A single event from a goal-lane event stream (received via the WebSocket transport when iterating client.goals.events(job_spec_id) — async only).

class GoalEvent:
    type: Literal[                       # 13 event types
        "tool_started", "tool_finished",
        "agent_step_started", "agent_step_finished",
        "orchestration_transition",
        "status", "progress", "completed", "failed",
        "slot_needed", "keepalive",
        "agent_text", "agent_text_done",
    ]
    schema_version: int
    job_spec_id: str
    emitted_at: datetime
    seq: int                             # default 0
    data: dict[str, Any]

    @property
    def is_terminal(self) -> bool        # type in {completed, failed, cancelled}

PendingSlot

A human-in-the-loop interrupt point on a goal-lane job. When a workflow reaches a slot, it pauses and surfaces the question through pending_slots on the GoalJob.

class PendingSlot:
    slot_id: str
    slot_type: str
    question: str
    options: list[str | dict[str, str]] | None   # null when free-text
    required: bool                                # default True
    is_disambiguation: bool                       # default False
    suggested_value: object | None
    suggested_confidence: float | None

Resolve a slot by calling client.goals.fill_slot(job_spec_id, slot_id=..., value=...).

Community workflow models

Returned by client.workflows.* (marketplace surface).

Workflow

Full detail row for one workflow.

class Workflow:
    workflow_id: str
    owner_id: str | None
    spec_id: str                 # use as `source_spec_id` when forking
    source_spec_id: str | None
    source_type: str | None      # "curated" | "user" | "blank"
    name: str
    description: str | None
    visibility: Literal["private", "public", "archived"]
    tags: list[str]
    stats: WorkflowStats
    item_version: int            # use for optimistic-lock PATCH

WorkflowSummary

Light-weight community-list row (no system_prompt / spec_json).
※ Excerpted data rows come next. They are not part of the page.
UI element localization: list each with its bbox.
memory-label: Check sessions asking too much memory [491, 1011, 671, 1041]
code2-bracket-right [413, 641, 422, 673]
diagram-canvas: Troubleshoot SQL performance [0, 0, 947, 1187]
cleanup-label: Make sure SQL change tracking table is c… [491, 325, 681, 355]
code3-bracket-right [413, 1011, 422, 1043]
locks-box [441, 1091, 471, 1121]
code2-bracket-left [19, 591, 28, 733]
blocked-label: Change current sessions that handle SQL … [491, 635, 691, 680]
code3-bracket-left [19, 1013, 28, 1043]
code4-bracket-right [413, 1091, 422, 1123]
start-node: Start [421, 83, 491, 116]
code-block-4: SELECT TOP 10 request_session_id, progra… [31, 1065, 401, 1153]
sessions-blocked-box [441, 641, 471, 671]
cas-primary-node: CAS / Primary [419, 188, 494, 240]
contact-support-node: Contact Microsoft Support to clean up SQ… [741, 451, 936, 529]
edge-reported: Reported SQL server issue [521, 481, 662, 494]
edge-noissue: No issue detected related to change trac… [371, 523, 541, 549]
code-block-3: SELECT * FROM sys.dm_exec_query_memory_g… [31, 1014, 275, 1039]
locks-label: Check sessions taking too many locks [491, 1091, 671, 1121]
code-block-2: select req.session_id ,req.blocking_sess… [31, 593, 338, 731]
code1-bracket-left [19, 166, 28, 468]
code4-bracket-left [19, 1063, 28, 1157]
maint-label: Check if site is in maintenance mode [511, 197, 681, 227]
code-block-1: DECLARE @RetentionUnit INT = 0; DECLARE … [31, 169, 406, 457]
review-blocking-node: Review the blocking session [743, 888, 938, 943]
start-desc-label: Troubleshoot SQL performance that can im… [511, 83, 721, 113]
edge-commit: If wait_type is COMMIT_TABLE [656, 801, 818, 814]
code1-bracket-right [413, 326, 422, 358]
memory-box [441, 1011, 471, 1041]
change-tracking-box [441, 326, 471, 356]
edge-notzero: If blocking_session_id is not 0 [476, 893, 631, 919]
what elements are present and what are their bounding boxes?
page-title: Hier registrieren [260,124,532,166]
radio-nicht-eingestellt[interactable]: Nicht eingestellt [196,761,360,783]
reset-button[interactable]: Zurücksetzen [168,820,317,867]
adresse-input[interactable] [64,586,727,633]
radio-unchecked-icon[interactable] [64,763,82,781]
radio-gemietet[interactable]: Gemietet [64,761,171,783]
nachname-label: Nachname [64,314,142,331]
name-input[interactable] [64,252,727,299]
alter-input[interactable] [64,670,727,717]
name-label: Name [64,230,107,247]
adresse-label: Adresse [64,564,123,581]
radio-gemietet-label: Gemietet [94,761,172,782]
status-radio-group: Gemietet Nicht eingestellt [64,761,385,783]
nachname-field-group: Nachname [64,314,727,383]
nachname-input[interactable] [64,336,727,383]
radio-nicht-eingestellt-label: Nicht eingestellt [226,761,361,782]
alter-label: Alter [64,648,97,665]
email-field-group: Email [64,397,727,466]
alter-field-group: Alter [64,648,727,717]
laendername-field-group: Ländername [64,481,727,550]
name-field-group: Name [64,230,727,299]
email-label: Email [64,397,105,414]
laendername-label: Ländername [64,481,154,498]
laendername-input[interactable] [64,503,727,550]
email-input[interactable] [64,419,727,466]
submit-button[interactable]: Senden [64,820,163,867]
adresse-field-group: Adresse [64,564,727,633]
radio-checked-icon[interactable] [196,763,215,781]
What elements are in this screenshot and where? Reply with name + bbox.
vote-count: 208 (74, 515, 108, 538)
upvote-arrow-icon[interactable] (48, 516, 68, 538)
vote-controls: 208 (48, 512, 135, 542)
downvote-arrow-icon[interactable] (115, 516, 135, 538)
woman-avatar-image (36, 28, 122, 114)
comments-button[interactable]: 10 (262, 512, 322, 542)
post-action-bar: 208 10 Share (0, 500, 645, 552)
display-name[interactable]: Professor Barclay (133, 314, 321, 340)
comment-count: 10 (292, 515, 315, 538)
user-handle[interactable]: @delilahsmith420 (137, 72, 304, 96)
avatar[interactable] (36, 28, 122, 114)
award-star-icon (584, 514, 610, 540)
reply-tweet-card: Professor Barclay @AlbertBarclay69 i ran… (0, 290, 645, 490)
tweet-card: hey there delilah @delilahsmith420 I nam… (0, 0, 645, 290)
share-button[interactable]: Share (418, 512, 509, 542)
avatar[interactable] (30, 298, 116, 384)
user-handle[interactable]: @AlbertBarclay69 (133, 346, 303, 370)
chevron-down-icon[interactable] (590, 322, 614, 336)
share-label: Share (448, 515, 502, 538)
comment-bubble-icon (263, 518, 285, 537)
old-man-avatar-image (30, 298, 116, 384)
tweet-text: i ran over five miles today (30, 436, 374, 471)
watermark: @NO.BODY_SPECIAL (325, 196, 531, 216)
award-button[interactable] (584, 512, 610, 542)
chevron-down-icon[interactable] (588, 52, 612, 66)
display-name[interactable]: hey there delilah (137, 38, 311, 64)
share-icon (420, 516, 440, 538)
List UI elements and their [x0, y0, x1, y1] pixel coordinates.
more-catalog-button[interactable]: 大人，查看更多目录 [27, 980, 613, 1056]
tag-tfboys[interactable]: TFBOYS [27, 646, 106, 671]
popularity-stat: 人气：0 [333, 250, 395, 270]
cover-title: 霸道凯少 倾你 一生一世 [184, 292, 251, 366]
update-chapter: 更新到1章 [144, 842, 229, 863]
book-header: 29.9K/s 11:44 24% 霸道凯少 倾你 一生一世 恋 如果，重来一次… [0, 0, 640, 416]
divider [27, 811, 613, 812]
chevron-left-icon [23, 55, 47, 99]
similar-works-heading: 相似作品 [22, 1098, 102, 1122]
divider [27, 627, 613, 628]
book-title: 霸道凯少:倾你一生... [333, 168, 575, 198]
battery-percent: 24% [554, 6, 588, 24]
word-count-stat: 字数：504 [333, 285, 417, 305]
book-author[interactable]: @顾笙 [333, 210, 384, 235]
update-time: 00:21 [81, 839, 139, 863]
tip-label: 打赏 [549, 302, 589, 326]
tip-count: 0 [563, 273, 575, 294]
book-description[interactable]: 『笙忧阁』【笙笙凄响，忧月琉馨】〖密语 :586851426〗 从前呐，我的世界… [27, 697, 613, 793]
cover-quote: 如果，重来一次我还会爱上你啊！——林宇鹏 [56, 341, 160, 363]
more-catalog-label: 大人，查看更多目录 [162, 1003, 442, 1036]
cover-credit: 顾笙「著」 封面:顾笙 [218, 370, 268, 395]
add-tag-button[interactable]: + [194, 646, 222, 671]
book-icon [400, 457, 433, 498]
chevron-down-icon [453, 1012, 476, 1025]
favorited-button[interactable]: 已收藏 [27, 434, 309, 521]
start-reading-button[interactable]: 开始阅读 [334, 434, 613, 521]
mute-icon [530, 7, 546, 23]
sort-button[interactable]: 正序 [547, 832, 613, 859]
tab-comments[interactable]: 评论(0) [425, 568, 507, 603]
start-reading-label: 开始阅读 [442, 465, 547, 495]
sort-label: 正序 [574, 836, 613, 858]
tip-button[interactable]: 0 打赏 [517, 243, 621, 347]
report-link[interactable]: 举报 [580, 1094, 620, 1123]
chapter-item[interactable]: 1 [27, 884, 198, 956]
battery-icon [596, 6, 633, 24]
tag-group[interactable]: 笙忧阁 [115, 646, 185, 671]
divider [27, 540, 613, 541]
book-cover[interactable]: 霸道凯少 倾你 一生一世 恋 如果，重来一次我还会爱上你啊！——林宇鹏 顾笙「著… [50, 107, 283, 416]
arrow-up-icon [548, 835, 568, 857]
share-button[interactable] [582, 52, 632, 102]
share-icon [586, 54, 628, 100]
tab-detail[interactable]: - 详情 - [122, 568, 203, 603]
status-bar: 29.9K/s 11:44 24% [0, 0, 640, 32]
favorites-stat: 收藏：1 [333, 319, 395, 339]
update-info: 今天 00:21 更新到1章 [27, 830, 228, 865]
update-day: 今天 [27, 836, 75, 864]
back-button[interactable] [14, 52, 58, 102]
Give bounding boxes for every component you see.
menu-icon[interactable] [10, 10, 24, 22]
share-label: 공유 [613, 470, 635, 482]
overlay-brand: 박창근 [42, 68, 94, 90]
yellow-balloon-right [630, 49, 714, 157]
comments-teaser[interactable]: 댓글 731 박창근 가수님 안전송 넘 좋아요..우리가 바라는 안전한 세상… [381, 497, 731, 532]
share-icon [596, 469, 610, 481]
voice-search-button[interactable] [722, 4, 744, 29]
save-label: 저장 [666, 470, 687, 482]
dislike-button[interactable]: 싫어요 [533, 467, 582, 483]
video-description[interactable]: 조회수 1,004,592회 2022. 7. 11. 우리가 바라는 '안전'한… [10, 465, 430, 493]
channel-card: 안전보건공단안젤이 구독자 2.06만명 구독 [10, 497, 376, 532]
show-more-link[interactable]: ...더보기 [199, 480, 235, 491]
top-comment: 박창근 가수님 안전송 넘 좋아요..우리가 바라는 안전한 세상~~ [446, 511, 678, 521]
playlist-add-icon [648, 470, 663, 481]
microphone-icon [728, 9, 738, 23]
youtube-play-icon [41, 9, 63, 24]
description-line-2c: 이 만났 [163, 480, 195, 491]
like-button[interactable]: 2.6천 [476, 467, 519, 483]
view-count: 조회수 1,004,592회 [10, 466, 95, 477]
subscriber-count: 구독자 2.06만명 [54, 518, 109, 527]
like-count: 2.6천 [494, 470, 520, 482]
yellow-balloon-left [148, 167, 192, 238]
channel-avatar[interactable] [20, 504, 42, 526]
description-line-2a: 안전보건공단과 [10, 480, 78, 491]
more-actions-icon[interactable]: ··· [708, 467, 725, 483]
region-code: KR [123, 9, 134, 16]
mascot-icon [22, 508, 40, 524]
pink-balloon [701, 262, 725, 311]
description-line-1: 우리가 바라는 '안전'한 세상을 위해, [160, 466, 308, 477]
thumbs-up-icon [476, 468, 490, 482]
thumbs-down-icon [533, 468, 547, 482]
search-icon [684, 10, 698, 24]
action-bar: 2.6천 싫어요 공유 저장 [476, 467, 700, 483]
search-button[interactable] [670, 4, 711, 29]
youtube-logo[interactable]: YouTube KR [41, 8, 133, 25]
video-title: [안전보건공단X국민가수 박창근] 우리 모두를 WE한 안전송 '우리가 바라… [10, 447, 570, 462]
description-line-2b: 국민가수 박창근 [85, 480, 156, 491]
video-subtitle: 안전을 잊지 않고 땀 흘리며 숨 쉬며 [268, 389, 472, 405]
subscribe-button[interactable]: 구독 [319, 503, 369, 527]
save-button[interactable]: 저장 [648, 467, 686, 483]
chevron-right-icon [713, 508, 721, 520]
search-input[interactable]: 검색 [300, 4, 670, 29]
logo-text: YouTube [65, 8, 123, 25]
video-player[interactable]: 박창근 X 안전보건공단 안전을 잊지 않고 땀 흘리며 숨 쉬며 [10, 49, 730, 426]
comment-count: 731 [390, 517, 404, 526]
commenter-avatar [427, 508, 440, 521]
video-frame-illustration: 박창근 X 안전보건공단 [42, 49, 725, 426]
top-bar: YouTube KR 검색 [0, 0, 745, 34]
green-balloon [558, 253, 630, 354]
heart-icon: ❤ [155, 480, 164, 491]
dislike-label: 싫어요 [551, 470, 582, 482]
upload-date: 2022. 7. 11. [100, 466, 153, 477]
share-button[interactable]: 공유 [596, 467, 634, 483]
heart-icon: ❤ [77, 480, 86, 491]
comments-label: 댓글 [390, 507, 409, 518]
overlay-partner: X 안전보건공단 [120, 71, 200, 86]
Returned in pages from client.workflows.search.

WorkflowSearchPage

class WorkflowSearchPage:
    items: list[WorkflowSummary]
    cursor: str | None           # pass to next search() call

WorkflowStats

class WorkflowStats:
    run_count: int
    fork_count: int
    like_count: int

LikeResponse

Returned by client.workflows.like(workflow_id) (toggle).

class LikeResponse:
    liked: bool                  # post-call state
    like_count: int

Billing / quota models

Returned by client.account.*.

Plan

class Plan:
    tier: Literal["free", "pro"]

CostEstimate

Full response from client.account.get_quota(tools=..., max_iterations=...).

class CostEstimate:
    estimated_micro_u: int           # legacy single-number summary (back-compat)
    estimated_usd: float             # rough USD equivalent
    estimated_total_micro_u: int     # prefer this for the projected total
    estimated_min_micro_u: int       # range floor
    estimated_max_micro_u: int       # range ceiling
    tools: list[ToolCostEstimate]
    quota_check: QuotaCheck          # verdict against your tier

Prefer the explicit estimated_min_micro_u / estimated_total_micro_u / estimated_max_micro_u triple over the legacy estimated_micro_u summary.

QuotaCheck

class QuotaCheck:
    state: Literal["ok", "soft_limit", "quota_exceeded"]
    tier: Literal["free", "pro"]
    estimated_micro_u: int
    threshold_micro_u: int
    upgrade_url: str | None      # in-app pricing CTA when not "ok"

ToolCostEstimate

Per-tool row inside CostEstimate.tools.

class ToolCostEstimate:
    tool_name: str
    per_invocation_micro_u: int

Type usage notes

  • All models are Pydantic — .model_dump() gives a JSON-safe dict, .model_dump_json() gives a string.
  • Fields typed as datetime are timezone-aware (UTC) and serialize as ISO 8601.
  • Every model is frozen=True (immutable) — you can't reassign fields on a returned instance.
  • The marketplace, billing, and GoalEvent models add extra="allow" for forward-compat — when the backend adds a new wire field, your existing code keeps working. The core job/file models (File, ResultFile, JobError, ConvertJob, PendingSlot, GoalJob) do not, so an unexpected field there is a hard validation error rather than silently tolerated.
  • The SDK does not mutate returned models. If you need to retain a snapshot, store the model itself (not a derived dict).
  • PEP 561: the SDK ships a py.typed marker, so mypy / pyright / pylance pick up these types automatically.